例え実行できたとしても最後は敵諸共必殺技で抹殺されてしまうことが確定している哀れな妖魔達に少しだけ同情しつつも決して手心は加えない。
「沙羅さん、こっちも高威力の攻撃で迎え撃つわよ」
「分かったわー! あれを撃つのねー!!」
絡新婦としての本領を発揮し、蜘蛛の脚を出現させた菊夜が糸を束ねて槍を作り上げて構え、沙羅もそれに合わせて剣を構え直す。
『貴様、妖魔だったのか!? 何故だ! 何故人間の味方をする!!』
「私は妖魔じゃなくて妖怪よ! ……全く、別の種族かどうかぐらい見分けなさいよ。……妖怪だとか人間だとかそんなこと関係ないわ。私は私、自分の正しいと思った道を進むだけ。――凶禍瞳龍、貴方はここで私と沙羅さんが倒すわ! 貴方のとっておきごと粉砕してね!」
『やれるものならやってみろォォ!! 百目光線!!』
「弓月さん、千聖さん、下がってー!! 行くわよー、菊夜さん!!」
「「威国覇槍!!」」
沙羅は構えた剣に、菊夜は糸を束ねた槍にそれぞれ膨大な武装闘気と覇王の霸気を乗せて凶禍瞳龍目掛けて同時に打ち出す。

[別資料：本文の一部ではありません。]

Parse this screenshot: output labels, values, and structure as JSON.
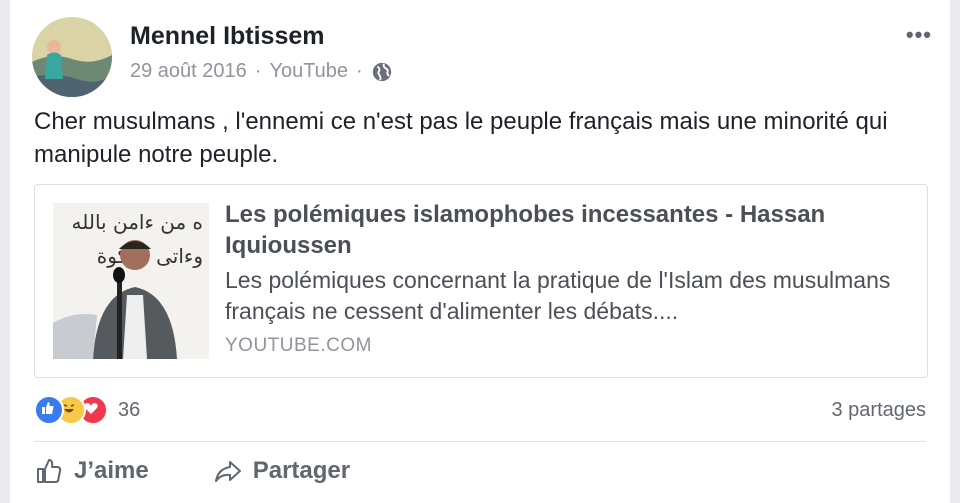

「砕城覇槍」が城を一つ滅ぼす程度の一人で放つ廉価版であるならば、「威国覇槍」は国一つを威するほどの力を持つの凄まじい威力の篭った槍の形状の衝撃波である。
ちなみに、「覇槍」と名のつく技はその攻撃の威力と規模によって名称が異なり、一人で放てる技の限界は通常、城一つを威するほどの「威城覇槍」、城一つを粉砕するほどの「砕城覇槍」、二人以上の人数で放てる技は「威国覇槍」、「征国覇槍」、「威陸覇槍」、「征陸覇槍」、「威海覇槍」、征海覇槍」、「威界覇槍」、「征界覇槍」に分類される……と一応区分されている。まあ、実際のところ多種族同盟上位陣が現在の時点で使用できる最大威力の「覇槍」は「威国覇槍」なので、「征国覇槍」以降はあくまで理論上のものでしかないのだが……。

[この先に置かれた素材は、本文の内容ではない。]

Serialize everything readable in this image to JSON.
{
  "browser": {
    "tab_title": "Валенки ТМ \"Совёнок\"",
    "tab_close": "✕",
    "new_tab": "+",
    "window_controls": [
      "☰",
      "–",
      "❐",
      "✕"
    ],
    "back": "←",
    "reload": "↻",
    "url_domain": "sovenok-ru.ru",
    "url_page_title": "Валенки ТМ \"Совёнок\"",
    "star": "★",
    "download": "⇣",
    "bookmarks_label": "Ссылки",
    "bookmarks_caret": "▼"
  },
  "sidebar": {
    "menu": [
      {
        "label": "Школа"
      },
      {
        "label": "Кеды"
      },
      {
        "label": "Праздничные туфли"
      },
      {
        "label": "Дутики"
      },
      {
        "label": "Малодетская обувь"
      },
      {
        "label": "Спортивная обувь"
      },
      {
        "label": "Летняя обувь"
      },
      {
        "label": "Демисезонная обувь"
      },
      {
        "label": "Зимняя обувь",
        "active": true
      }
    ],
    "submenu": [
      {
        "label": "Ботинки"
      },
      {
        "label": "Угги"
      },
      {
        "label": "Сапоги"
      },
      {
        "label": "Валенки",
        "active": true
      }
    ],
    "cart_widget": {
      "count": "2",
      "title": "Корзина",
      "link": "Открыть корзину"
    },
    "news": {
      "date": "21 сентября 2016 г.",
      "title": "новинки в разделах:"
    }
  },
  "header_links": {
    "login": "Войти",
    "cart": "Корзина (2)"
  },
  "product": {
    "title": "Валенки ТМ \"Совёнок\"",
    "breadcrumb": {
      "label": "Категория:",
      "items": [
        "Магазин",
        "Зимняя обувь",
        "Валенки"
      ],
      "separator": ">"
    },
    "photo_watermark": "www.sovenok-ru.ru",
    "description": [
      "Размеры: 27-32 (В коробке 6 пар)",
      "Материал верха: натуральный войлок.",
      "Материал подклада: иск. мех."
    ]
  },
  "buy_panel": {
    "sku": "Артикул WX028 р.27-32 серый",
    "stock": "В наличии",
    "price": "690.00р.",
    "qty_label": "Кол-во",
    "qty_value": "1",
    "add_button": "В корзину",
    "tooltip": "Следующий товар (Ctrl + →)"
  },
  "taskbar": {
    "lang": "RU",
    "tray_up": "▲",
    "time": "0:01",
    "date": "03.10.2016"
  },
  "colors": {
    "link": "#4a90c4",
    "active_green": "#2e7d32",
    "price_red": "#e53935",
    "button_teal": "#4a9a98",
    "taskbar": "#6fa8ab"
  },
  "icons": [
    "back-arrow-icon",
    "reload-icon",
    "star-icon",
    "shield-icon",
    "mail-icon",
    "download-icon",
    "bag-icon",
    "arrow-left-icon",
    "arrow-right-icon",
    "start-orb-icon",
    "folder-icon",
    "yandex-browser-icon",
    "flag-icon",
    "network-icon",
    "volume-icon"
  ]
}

勿論、この技の名称は武装闘気のみの威力で判断されるため、覇王の霸気を纏わせて強化した場合には名称はそのまま通常よりも強化された一撃となる。
まあ、覇王の霸気で強化されていてもいなくても、凶禍瞳龍に耐え切れるような一撃ではないのだが……。
放たれた槍の形状の衝撃波は沙羅達に嗾しかけらた妖魔、「百目光線」と名付けられた無数の光条、そして凶禍瞳龍自身の身体を丸ごと呑み込み、一瞬にして消し飛ばした。